S’il n’est toujours pas clair comment les attentats de Paris ont été organisés, le lien menant à Century Arms suggère fortement que des éléments agissant pour les agences de renseignements y étaient, à titre officiel ou autre, impliqués. Century Arms a depuis des décennies des liens étroits avec la politique étrangère américaine.
En 1987, John Rugg, ancien policier et employé de Century Arms, a témoigné devant le Sénat américain que l’entreprise avait fourni des armes aux Contras combattant le gouvernement sandiniste du Nicaragua. Cette opération illégale, dirigée par la CIA au mépris de l’amendement Boland, adopté par le Congrès et visant à couper l’aide aux Contras, était vite devenu le scandale Iran-Contra.
Selon le Palm Beach Post, les autorités italiennes ont stoppé en 2004 l’expédition à Century Arms de 7 500 fusils AK-47 depuis la Roumanie où l’entreprise avait développé des liens commerciaux avant la restauration du capitalisme en Europe de l’Est.
En 2007, selon un câble diplomatique américain publié par WikiLeaks, Century Arms a collaboré avec le revendeur d’armes israélien Ori Zeller pour récupérer illégalement, et vendre, des fusils M-1 américains expédiés par Washington au régime sanguinaire guatémaltèque pendant la guerre civile dans ce pays. Le câble indique également que les associés de Zeller avaient été reconnus coupables de blanchiment d’argent en Belgique en 2003 et soupçonnés du blanchiment de 20 millions de dollars de fonds d’Al-Qaïda via des diamants d’Afrique occidentale.
Le câble qualifiait néanmoins Zeller de « source précieuse pour l'USG [gouvernement US] au Guatemala. » Il ajoutait que le gouvernement américain l'avait utilisé pour obtenir des informations sur le Guatemala, Israël, les ventes d'armes russes et les cartels mexicains de la drogue.

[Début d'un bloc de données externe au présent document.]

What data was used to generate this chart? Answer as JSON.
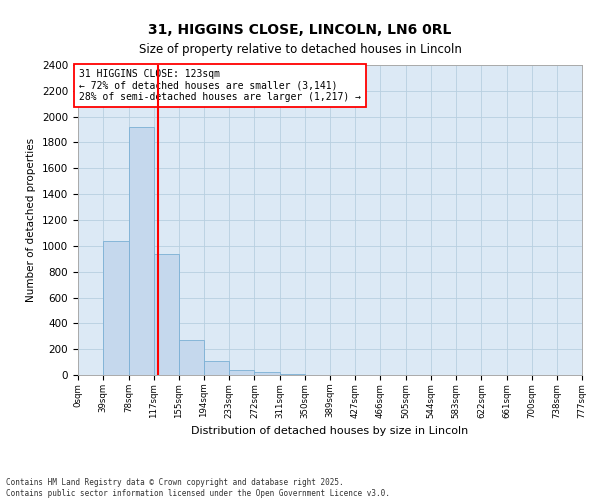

Les rapports de Century Arms avec les narcotrafiquants mexicains vont apparemment au-delà de la fourniture d’informations. Le Centre américain pour l’intégrité publique a rapporté en 2011 que des fusils WASR-10 roumains vendus par Century Arms était « devenus un favori des cartels mexicains de la drogue et au cours des dernières années des centaines d’entre eux ont été liés à des crimes au Mexique. »
Cela n’est pas la première indication de l’existence de connexions entre forces d’Etat et groupes islamistes ayant mené des attaques terroristes en France.
Mercredi, la police française a détenu Claude Hermant, ancien membre du service de sécurité du FN, actif dans les milieux d’extrême droite du nord de la France et servant d’informateur à la police et aux douanes, pour l’interroger sur les attaques de janvier contre Charlie Hebdo et l’Hyper Cacher. Des responsables ont confirmé qu’il était détenu pour savoir s’il avait vendu des armes à Amedy Coulibaly, l’assaillant de l’Hyper Cacher.
Ceci confirme les information précédentes selon lesquelles des juges de Lille enquêtaient sur un lien entre Hermant et les attentats de janvier. Le Ministre français de l’Intérieur Bernard Cazeneuve avait par la suite invoqué le secret d’Etat pour tenter de bloquer l’enquête. Cette décision et des détails supplémentaires sur l’enquête concernant Hermant ont cependant été divulgués à la presse.
Les enquêteurs de Lille envisagent apparemment la possibilité que Hermant n’ait joué qu’un rôle d’intermédiaire dans un réseau plus important occupé à armer les auteurs des attentats. Des responsables proches de l’enquête ont dit à La Voix du Nord, « Dans ce type de trafic, il y a toujours un intermédiaire, ou plus. Claude Hermant ne savait pas nécessairement la destination finale des armes. Cela montrerait, dans tous les cas les liens entre certains milieux islamistes et le crime organisé. »
Le quotidien a également rapporté qu’un fonctionnaire des douanes avait été mis en examen dans l’affaire Hermant.